How does ShapedQL handle feature definitions and model versioning plus A B testing while keeping low p99 latency across retrieve filter score reorder stages?
Shaped
@ryan_thill Yeah great question, these are all pretty much the most difficult part of things about RecSys and production IR and it's taken us ages to build all of this! Here's how we approach it (and the technologies we use if you're interested):
1. We have our own real-time feature store that handles the offline and online feature parity. It uses redis for online store and we provision a new redis instance for each tenant so it's all isolated. Part of Shaped's interface allows you to define the features you want to generate, although it's limited at the moment and we're planning on fleshing this out more in the coming months.
2. We have shadow and canary rollout system (uses Argo rollouts).

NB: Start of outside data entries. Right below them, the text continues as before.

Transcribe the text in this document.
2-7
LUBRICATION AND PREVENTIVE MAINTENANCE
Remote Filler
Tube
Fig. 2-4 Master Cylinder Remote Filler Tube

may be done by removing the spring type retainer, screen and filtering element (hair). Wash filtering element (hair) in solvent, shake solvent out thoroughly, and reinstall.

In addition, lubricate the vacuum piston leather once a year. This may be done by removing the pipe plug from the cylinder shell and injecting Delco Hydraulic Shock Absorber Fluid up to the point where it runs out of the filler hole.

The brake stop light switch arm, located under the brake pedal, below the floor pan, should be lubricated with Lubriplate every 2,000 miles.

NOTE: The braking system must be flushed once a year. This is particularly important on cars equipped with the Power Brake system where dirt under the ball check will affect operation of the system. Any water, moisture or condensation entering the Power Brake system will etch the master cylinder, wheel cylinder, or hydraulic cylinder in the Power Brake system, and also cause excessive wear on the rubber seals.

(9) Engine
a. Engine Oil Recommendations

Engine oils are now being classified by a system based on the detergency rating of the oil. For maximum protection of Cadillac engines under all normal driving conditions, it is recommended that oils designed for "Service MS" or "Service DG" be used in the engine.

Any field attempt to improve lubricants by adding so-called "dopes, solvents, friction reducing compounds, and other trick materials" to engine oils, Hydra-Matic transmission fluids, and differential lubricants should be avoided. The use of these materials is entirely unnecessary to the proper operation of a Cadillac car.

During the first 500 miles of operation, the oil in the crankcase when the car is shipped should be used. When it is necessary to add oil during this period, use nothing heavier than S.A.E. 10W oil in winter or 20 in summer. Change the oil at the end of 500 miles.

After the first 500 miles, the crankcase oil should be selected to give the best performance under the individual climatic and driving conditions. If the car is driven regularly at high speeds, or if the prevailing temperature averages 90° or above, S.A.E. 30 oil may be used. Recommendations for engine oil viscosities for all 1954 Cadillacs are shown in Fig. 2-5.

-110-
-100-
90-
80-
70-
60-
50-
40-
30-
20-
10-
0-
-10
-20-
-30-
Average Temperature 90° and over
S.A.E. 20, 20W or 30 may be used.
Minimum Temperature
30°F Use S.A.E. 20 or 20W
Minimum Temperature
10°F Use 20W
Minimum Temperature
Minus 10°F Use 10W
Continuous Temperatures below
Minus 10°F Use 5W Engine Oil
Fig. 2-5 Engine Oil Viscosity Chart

We shadow for 30mins, then canary for 30mins typically, and only finalize a deployment if click-through-rate metrics and system metrics look good.
3. We have a predication store in Clickhouse that contains all of the impression logs and query requests, we do a join between these to work out attribution, and analyze A/B tests.
4. The query endpoints does have some abilities for internal A/B tests and we have a multi-armed bandit parameter optimization system, however, typically we ask customers to A/B test on their side so they can get an apples to apples comparison with what their benchmark.
5. We embed our vector store and model weights alongside each other in the query pod, which means we can get extremely fast end-to-end latency and zero copy performance through the rest of the 4 stages. We typically aim for 30ms P50.
Shaped
Hey @vouchy - I can take this one. Yes, there was one specific company (who we can't name 😉), who had 3000 lines of elastic search rules behind their ranking. Every decision was nested under layers upon layers of rules. Eventually we converted to it to ShapedQL and managed to cut it down to 30 lines.
clearspace
This is sick - more teams able to build better feeds. Are you able to share any feeds Shaped is powering that you're particularly proud of?
Shaped
@anteloper - One of my favorites is Afterhour's feed - check it out: https://www.afterhour.com/
Outdone
Very cool. Congrats on the launch, fellas.
Shaped
@jonathan_nass thanks for all the support!
Shaped
Congrats on the launch! Looks so good
Congrats on the launch @tullie_murrell ! How do teams actually iterate on relevance once they’re on ShapedQL? Is the biggest win faster experimentation, or just not having to touch infra every time they tweak ranking logic?
Shaped
@ehi_airewele yeah it's a great question. With search, recommendations and retrieval there's always something you need to iterate on, e.g. you might want to incorporate new types of data about your users, you might want to try a recently released AI model, you might have changing objectives quarter over quarter (e.g. conversions vs repeat purchases). Shaped is the infrastructure that helps your configure, adapt and experiment with all of these things faster (exactly as you mentioned). This ultimately leads to better, more relevant results that are updated to the needs of your business and users.